Un plan de atención psicosocial nacional… es urgente


El cuerpo hace lo que manda la mente, y nadie piensa bien
con el estómago vacío.

Son preocupantes los sucesos que han ocupado las noticias en los últimos días, aunque para algunos signifique material de trabajo con el cual llenar sus espacios para vender. Ironía de países pobres, de poblaciones marginadas de educación y sobre todo de cultura. Pero sobre todo, marginadas de derechos humanos básicos como trabajo y comida.
Alguien decía que la pobreza existe porque existen muchos pobres, sin mencionar que pocos ricos (quizás menos de 1,000) poseen fortunas ofensivas para los millones de indigentes de África, Asia y América Latina (Forbes). La miseria es un caldo de cultivo para la violencia. Cierto, pero, ¿cómo se explica la delincuencia de quienes nacen en cuna de seda, que no conocen el sudor más que cuando hacen gimnasia o tenis en sus clubes selectos?, ¿acaso escasea el pan en sus mesas, o carecen de mantas para cubrirse en tiempos de frío? NO.
Se trata de actitudes incompatibles con la justicia humana, incompatibles con la coexistencia entre los seres humanos. Entonces, qué podemos hacer ante tanto desorden y violencia en que vivimos.
En medio de nuestras posibilidades como país, que son muchas y pocas a la vez, debemos iniciar un plan de saneamiento mental para todos y cada uno de los más de cinco millones de habitantes que ocupamos un espacio en este pedacito de tierra llamado Nicaragua. Debemos aprovechar los recursos que poseemos y utilizarlos para alimentar nuestros cuerpos y nuestras almas, todos y no solamente unos pocos.
Miremos el ejemplo colombiano, con 40 años de guerra que no termina todavía, pero son capaces de exportar su música, sus flores, sus campeones en diferentes deportes, o el caso de Cuba, en medio de un brutal bloqueo de más de 40 años, exportando cultura, ciencia y, sobre todo, solidaridad, todo eso ensancha los pechos de todos y cada uno de sus ciudadanos y los motiva a ser mejores cada día, FORTALECE SU AUTOESTIMA y enorgullece tanto que gritan de qué nacionalidad son cuando se les pregunta.

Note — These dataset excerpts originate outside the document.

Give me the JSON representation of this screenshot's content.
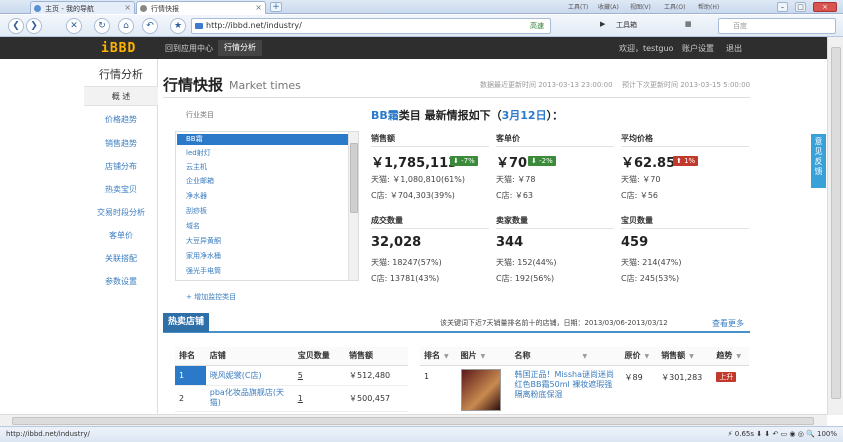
{
  "browser": {
    "tabs": [
      {
        "label": "主页 - 我的导航"
      },
      {
        "label": "行情快报"
      }
    ],
    "top_menu": [
      "工具(T)",
      "收藏(A)",
      "视图(V)",
      "工具(O)",
      "帮助(H)"
    ],
    "address": "http://ibbd.net/industry/",
    "address_right": "高速",
    "toolbox_label": "工具箱",
    "search_placeholder": "百度",
    "status_url": "http://ibbd.net/industry/",
    "status_speed": "0.65s",
    "zoom": "100%"
  },
  "site": {
    "logo": "iBBD",
    "nav": [
      "回到应用中心",
      "行情分析"
    ],
    "welcome": "欢迎，testguo",
    "account_settings": "账户设置",
    "logout": "退出"
  },
  "sidebar": {
    "title": "行情分析",
    "items": [
      "概 述",
      "价格趋势",
      "销售趋势",
      "店铺分布",
      "热卖宝贝",
      "交易时段分析",
      "客单价",
      "关联搭配",
      "参数设置"
    ]
  },
  "page": {
    "title": "行情快报",
    "subtitle": "Market times",
    "last_update": "数据最近更新时间 2013-03-13 23:00:00",
    "next_update": "预计下次更新时间 2013-03-15 5:00:00"
  },
  "categories": {
    "label": "行业类目",
    "items": [
      "BB霜",
      "led射灯",
      "云主机",
      "企业邮箱",
      "净水器",
      "刮痧板",
      "域名",
      "大豆异黄酮",
      "家用净水桶",
      "强光手电筒"
    ],
    "add_label": "+ 增加监控类目"
  },
  "summary": {
    "title_cat": "BB霜",
    "title_mid": "类目 最新情报如下（",
    "title_date": "3月12日",
    "title_end": "）：",
    "metrics": [
      {
        "label": "销售额",
        "value": "￥1,785,113",
        "badge": "⬇ -7%",
        "trend": "down",
        "tmall": "天猫: ￥1,080,810(61%)",
        "cstore": "C店: ￥704,303(39%)"
      },
      {
        "label": "客单价",
        "value": "￥70",
        "badge": "⬇ -2%",
        "trend": "down",
        "tmall": "天猫: ￥78",
        "cstore": "C店: ￥63"
      },
      {
        "label": "平均价格",
        "value": "￥62.85",
        "badge": "⬆ 1%",
        "trend": "up",
        "tmall": "天猫: ￥70",
        "cstore": "C店: ￥56"
      },
      {
        "label": "成交数量",
        "value": "32,028",
        "badge": "",
        "trend": "",
        "tmall": "天猫: 18247(57%)",
        "cstore": "C店: 13781(43%)"
      },
      {
        "label": "卖家数量",
        "value": "344",
        "badge": "",
        "trend": "",
        "tmall": "天猫: 152(44%)",
        "cstore": "C店: 192(56%)"
      },
      {
        "label": "宝贝数量",
        "value": "459",
        "badge": "",
        "trend": "",
        "tmall": "天猫: 214(47%)",
        "cstore": "C店: 245(53%)"
      }
    ]
  },
  "hot_stores": {
    "tag": "热卖店铺",
    "description": "该关键词下近7天销量排名前十的店铺，日期：2013/03/06-2013/03/12",
    "more": "查看更多",
    "store_headers": [
      "排名",
      "店铺",
      "宝贝数量",
      "销售额"
    ],
    "store_rows": [
      [
        "1",
        "晓风妮裳(C店)",
        "5",
        "￥512,480"
      ],
      [
        "2",
        "pba化妆品旗舰店(天猫)",
        "1",
        "￥500,457"
      ]
    ],
    "item_headers": [
      "排名",
      "图片",
      "名称",
      "原价",
      "销售额",
      "趋势"
    ],
    "item_rows": [
      [
        "1",
        "",
        "韩国正品！Missha谜尚迷尚红色BB霜50ml 裸妆遮瑕强 隔离粉底保湿",
        "￥89",
        "￥301,283",
        "上升"
      ]
    ]
  },
  "feedback": "意见反馈",
  "colors": {
    "accent": "#2a7ac9",
    "header": "#2e2e2e",
    "down": "#3a8a3a",
    "up": "#c0392b"
  }
}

¿Cuántos de nosotros respondemos de igual forma? Más bien guardamos silencio ante la pregunta, o al menos eso menciona una encuesta de reciente data. ¿Por qué sucedió el caso Oviedo, el caso de San Juan del Sur, el caso Mayorga?, y así muchos más, ¿por qué la violencia está a flor de piel en nuestras vidas, será acaso la falta de oportunidades?
Ensayemos una propuesta entonces, llena de oportunidades de vivienda, salud, educación, cultura, deportes, alimentos y de espacios para cada uno y comparemos luego cuáles resultados son mejores, si cuando no se tienen oportunidades como en los últimos 17 años (incluyendo el presente) o cuando las oportunidades están allí para todos. Comparemos cuántos hechos violentos se producen en cada realidad supuesta.

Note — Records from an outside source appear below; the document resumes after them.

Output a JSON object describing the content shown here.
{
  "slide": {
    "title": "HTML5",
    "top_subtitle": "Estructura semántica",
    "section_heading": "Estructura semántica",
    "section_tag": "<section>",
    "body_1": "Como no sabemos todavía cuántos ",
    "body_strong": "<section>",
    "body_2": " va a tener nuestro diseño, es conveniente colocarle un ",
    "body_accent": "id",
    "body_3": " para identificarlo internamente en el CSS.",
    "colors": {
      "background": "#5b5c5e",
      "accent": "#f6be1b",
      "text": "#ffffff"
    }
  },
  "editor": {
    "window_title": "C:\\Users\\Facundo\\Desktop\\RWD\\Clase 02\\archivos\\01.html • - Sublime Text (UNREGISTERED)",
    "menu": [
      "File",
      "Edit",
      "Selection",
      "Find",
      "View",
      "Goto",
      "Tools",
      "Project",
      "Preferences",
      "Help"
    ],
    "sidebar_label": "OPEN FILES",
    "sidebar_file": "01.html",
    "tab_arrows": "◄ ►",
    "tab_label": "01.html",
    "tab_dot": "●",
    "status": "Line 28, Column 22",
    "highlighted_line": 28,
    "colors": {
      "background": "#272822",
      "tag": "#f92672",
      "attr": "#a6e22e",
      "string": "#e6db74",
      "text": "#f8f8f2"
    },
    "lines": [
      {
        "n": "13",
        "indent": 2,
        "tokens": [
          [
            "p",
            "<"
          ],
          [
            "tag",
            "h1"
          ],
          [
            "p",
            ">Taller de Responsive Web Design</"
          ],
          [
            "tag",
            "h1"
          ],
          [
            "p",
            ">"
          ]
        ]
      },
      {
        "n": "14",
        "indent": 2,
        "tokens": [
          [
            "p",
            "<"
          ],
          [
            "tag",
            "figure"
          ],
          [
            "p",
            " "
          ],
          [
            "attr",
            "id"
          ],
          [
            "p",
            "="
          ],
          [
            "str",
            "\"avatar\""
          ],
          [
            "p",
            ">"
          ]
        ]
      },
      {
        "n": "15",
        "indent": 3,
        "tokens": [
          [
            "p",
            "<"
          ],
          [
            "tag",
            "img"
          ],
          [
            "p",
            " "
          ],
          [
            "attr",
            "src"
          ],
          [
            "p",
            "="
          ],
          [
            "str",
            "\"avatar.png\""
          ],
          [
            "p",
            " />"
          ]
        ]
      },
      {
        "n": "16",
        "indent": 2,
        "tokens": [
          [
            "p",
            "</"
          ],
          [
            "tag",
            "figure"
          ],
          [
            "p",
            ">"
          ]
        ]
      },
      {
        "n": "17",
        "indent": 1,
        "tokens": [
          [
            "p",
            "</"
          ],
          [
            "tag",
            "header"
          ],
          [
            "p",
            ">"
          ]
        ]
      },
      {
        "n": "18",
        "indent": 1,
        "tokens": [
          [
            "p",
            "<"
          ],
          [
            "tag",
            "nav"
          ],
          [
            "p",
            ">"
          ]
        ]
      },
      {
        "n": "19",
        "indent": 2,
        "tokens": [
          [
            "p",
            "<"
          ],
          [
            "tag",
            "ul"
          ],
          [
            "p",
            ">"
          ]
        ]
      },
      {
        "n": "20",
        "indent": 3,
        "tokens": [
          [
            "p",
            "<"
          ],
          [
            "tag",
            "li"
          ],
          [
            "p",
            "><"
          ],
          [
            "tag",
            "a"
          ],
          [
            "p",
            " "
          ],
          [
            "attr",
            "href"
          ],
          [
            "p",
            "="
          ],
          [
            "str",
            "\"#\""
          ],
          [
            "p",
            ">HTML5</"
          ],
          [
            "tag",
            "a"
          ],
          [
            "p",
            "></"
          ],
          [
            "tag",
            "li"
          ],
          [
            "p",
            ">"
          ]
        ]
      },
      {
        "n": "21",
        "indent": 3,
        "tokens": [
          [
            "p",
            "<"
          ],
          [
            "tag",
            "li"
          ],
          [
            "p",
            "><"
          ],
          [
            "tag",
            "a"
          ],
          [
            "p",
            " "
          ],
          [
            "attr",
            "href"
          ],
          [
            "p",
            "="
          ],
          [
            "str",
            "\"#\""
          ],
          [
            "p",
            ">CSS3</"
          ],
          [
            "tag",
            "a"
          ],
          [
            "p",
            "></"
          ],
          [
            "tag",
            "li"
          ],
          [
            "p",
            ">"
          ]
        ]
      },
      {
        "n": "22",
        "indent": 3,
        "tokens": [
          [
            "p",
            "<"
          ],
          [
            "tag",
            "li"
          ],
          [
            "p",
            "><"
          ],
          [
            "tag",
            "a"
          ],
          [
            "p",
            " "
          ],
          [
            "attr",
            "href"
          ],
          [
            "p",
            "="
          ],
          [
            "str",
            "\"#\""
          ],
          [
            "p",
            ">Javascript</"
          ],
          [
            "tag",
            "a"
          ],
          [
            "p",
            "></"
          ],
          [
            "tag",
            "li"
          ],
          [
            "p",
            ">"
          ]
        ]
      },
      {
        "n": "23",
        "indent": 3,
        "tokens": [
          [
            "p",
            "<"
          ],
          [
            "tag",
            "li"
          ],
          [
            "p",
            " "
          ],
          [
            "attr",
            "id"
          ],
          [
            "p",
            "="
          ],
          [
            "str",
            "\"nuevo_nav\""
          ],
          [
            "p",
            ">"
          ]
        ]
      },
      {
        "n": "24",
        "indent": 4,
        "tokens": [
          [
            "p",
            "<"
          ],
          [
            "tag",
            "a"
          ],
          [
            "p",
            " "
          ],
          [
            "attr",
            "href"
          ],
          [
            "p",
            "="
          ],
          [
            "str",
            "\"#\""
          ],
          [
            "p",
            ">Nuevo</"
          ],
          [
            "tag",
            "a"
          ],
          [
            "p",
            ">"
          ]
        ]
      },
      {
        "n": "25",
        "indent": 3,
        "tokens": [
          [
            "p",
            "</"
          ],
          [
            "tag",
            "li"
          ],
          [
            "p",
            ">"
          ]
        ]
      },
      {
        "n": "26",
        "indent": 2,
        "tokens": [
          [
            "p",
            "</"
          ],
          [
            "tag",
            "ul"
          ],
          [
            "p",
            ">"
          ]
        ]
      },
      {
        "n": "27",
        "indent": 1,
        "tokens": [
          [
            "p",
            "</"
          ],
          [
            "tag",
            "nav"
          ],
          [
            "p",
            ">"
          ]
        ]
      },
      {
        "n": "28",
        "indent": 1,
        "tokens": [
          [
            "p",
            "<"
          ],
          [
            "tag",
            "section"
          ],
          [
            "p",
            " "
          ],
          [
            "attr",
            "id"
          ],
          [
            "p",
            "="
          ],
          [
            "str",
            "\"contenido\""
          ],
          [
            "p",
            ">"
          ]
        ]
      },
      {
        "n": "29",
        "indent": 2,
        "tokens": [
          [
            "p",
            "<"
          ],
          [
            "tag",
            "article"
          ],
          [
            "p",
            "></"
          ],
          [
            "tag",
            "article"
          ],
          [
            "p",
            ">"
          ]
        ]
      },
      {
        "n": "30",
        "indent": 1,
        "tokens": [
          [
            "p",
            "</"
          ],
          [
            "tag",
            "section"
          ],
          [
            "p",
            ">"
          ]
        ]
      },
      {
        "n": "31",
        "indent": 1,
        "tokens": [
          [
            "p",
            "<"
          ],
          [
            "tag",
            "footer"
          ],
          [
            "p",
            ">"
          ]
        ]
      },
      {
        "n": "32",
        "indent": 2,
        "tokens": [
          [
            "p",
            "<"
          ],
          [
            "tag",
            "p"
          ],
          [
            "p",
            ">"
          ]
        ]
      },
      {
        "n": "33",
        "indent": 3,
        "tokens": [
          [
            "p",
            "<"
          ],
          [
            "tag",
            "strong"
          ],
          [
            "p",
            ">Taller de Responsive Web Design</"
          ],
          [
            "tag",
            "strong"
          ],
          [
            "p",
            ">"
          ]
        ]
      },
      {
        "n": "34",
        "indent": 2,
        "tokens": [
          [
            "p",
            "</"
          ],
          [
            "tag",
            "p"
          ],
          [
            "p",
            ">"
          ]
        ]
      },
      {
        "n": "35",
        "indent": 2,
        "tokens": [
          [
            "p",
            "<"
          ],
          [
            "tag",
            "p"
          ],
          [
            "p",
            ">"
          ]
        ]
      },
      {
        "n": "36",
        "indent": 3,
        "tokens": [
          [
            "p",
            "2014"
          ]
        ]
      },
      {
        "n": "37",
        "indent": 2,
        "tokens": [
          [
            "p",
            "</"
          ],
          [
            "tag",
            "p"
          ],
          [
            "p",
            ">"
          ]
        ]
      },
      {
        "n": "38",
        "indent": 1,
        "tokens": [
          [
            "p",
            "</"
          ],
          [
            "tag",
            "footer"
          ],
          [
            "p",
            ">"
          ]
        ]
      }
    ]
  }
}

A todo esto llamaríamos una estrategia de atención psicosocial integral, y seguro que no habría tiempo para pensar en lo negativo, en el daño al semejante o en las acciones reñidas con la honestidad.
Tal como sucede en las situaciones de emergencias o desastres, lo primero es resolver los albergues, la comida, la salud y la seguridad, y que el riesgo no continúe, prevenir las epidemias, después habrá tiempo para lo que puede esperar. Similarmente diríamos en estos momentos que hay que llenar de oportunidades a los grupos más vulnerables y que potencialmente pueden provocar situaciones de riesgos, y acompañarlos en el proceso. Solamente así podríamos lograr un ambiente de paz y armonía para iniciar por fin el tan ansiado despegue económico y social que suena a utopía desde hace mucho tiempo.
Recordemos que es más meritorio caer y levantarse que nunca haber caído.